Subject: Detecting bad blocks
To: None <netbsd-help@netbsd.org>
From: Timothy A. Musson <timothy.musson@zin-tech.com>
List: netbsd-help
Date: 03/01/2004 16:02:32
We're having a stat() call fail, and due to less than thorough handling of
return codes we have 4 or 5 candidates as to what the failure is. We will
be re-formatting the slice with newfs, but I'm trying to get a handle on
how bad blocks are dealt with; partially to see if that might be part of
the problem and partially because I'd just like to know more about it, but
mostly so we can tell management whether or not we need to get a
replacement drive ready.

From the links I've found, it seems that you're not supposed to see any
indication of bad blocks until the hard drive is really having problems and
probably needs replaced (because the HD hardware would have been
automatically remapping bad blocks for awhile). I've also found that there
is the bad144 command which can read and write some bad sector info, but
it's unclear to me whether the information it inspects is the same info
used by the hardware or if bad144 is just for the drivers for the OS. In
any case, I'm at the same point as the poster of an email that was answered
by Manuel Bouyer:

from http://mail-index.netbsd.org/netbsd-users/2001/11/14/0007.html
>> On NetBSD (i386) I see the bad144 and badsect tools; however, neither of
>> these appears to do an actual _scan_ of a device for bad blocks.  It
>
>No, you need to know the address of the block you want to remap.

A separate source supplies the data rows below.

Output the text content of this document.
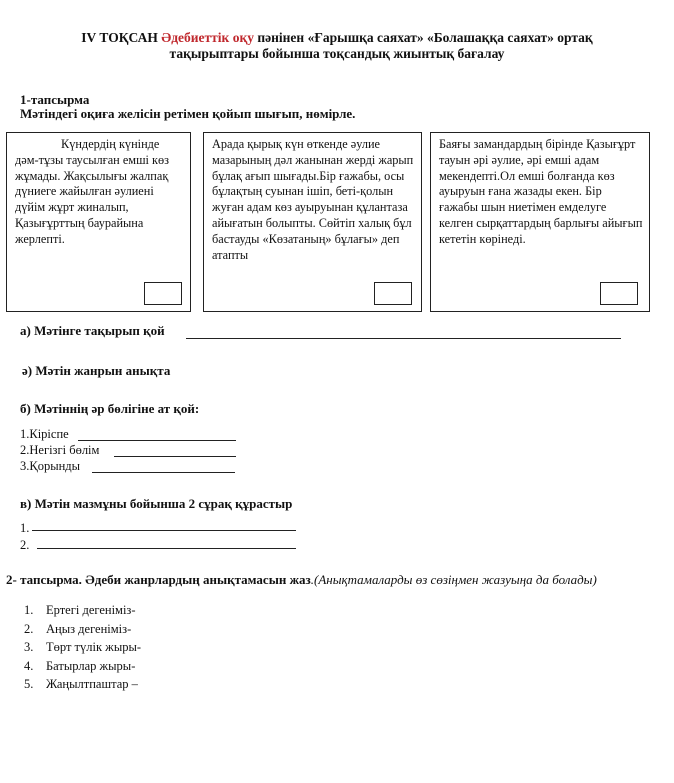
IV ТОҚСАН Әдебиеттік оқу пәнінен «Ғарышқа саяхат» «Болашаққа саяхат» ортақ
тақырыптары бойынша тоқсандық жиынтық бағалау
1-тапсырма
Мәтіндегі оқиға желісін ретімен қойып шығып, нөмірле.
Күндердің күнінде дәм-тұзы таусылған емші көз жұмады. Жақсылығы жалпақ дүниеге жайылған әулиені дүйім жұрт жиналып, Қазығұрттың баурайына жерлепті.
Арада қырық күн өткенде әулие мазарының дәл жанынан жерді жарып бұлақ ағып шығады.Бір ғажабы, осы бұлақтың суынан ішіп, беті-қолын жуған адам көз ауыруынан құлантаза айығатын болыпты. Сөйтіп халық бұл бастауды «Көзатаның» бұлағы» деп атапты
Баяғы замандардың бірінде Қазығұрт тауын әрі әулие, әрі емші адам мекендепті.Ол емші болғанда көз ауыруын ғана жазады екен. Бір ғажабы шын ниетімен емделуге келген сырқаттардың барлығы айығып кететін көрінеді.
а) Мәтінге тақырып қой
ә) Мәтін жанрын анықта
б) Мәтіннің әр бөлігіне ат қой:
1.Кіріспе
2.Негізгі бөлім
3.Қорынды
в) Мәтін мазмұны бойынша 2 сұрақ құрастыр
1.
2.
2- тапсырма. Әдеби жанрлардың анықтамасын жаз.(Анықтамаларды өз сөзіңмен жазуыңа да болады)
1. Ертегі дегеніміз-
2. Аңыз дегеніміз-
3. Төрт түлік жыры-
4. Батырлар жыры-
5. Жаңылтпаштар –
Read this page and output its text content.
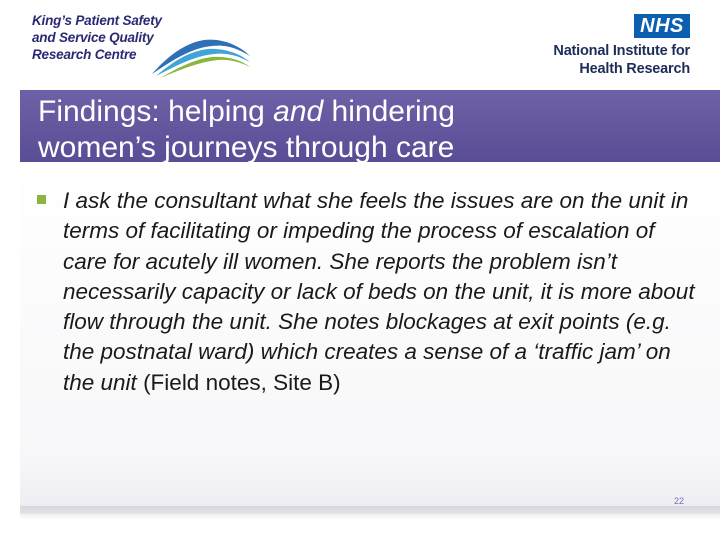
King’s Patient Safety
and Service Quality
Research Centre
NHS
National Institute for
Health Research
Findings: helping and hindering
women’s journeys through care
I ask the consultant what she feels the issues are on the unit in terms of facilitating or impeding the process of escalation of care for acutely ill women. She reports the problem isn’t necessarily capacity or lack of beds on the unit, it is more about flow through the unit. She notes blockages at exit points (e.g. the postnatal ward) which creates a sense of a ‘traffic jam’ on the unit (Field notes, Site B)
22
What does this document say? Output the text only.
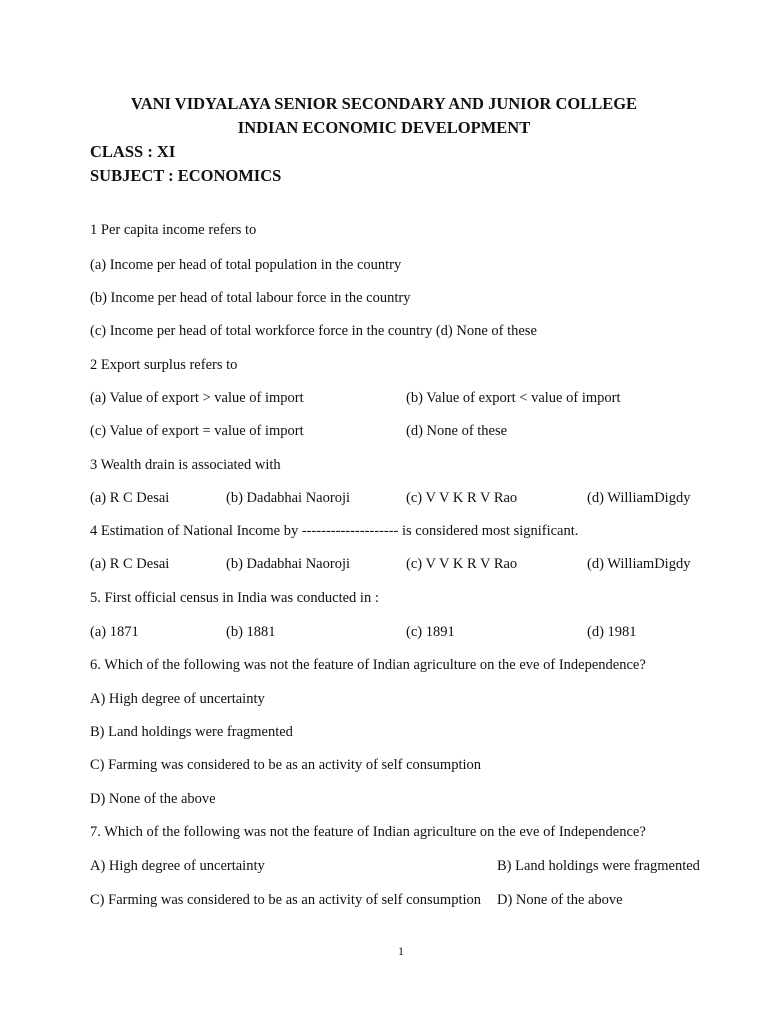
VANI VIDYALAYA SENIOR SECONDARY AND JUNIOR COLLEGE
INDIAN ECONOMIC DEVELOPMENT
CLASS : XI
SUBJECT : ECONOMICS
1 Per capita income refers to
(a) Income per head of total population in the country
(b) Income per head of total labour force in the country
(c) Income per head of total workforce force in the country (d) None of these
2 Export surplus refers to
(a) Value of export > value of import	(b) Value of export < value of import
(c) Value of export = value of import	(d) None of these
3 Wealth drain is associated with
(a) R C Desai	(b) Dadabhai Naoroji	(c) V V K R V Rao	(d) WilliamDigdy
4 Estimation of National Income by -------------------- is considered most significant.
(a) R C Desai	(b) Dadabhai Naoroji	(c) V V K R V Rao	(d) WilliamDigdy
5. First official census in India was conducted in :
(a) 1871	(b) 1881	(c) 1891	(d) 1981
6. Which of the following was not the feature of Indian agriculture on the eve of Independence?
A) High degree of uncertainty
B) Land holdings were fragmented
C) Farming was considered to be as an activity of self consumption
D) None of the above
7. Which of the following was not the feature of Indian agriculture on the eve of Independence?
A) High degree of uncertainty	B) Land holdings were fragmented
C) Farming was considered to be as an activity of self consumption D) None of the above
1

And I'm left with the question, "How do I know when there is a bad block
(that hasn't been handled by the hardware) and how do I find the address of
it?" If there is a bad block problem, will there be an explicit error
message dumped into /var/log/messages saying "bad block" and the block
number? Or, would the errors not be so obvious and require some digging
around to find out that the cause is a bad block?

TIA,
Tim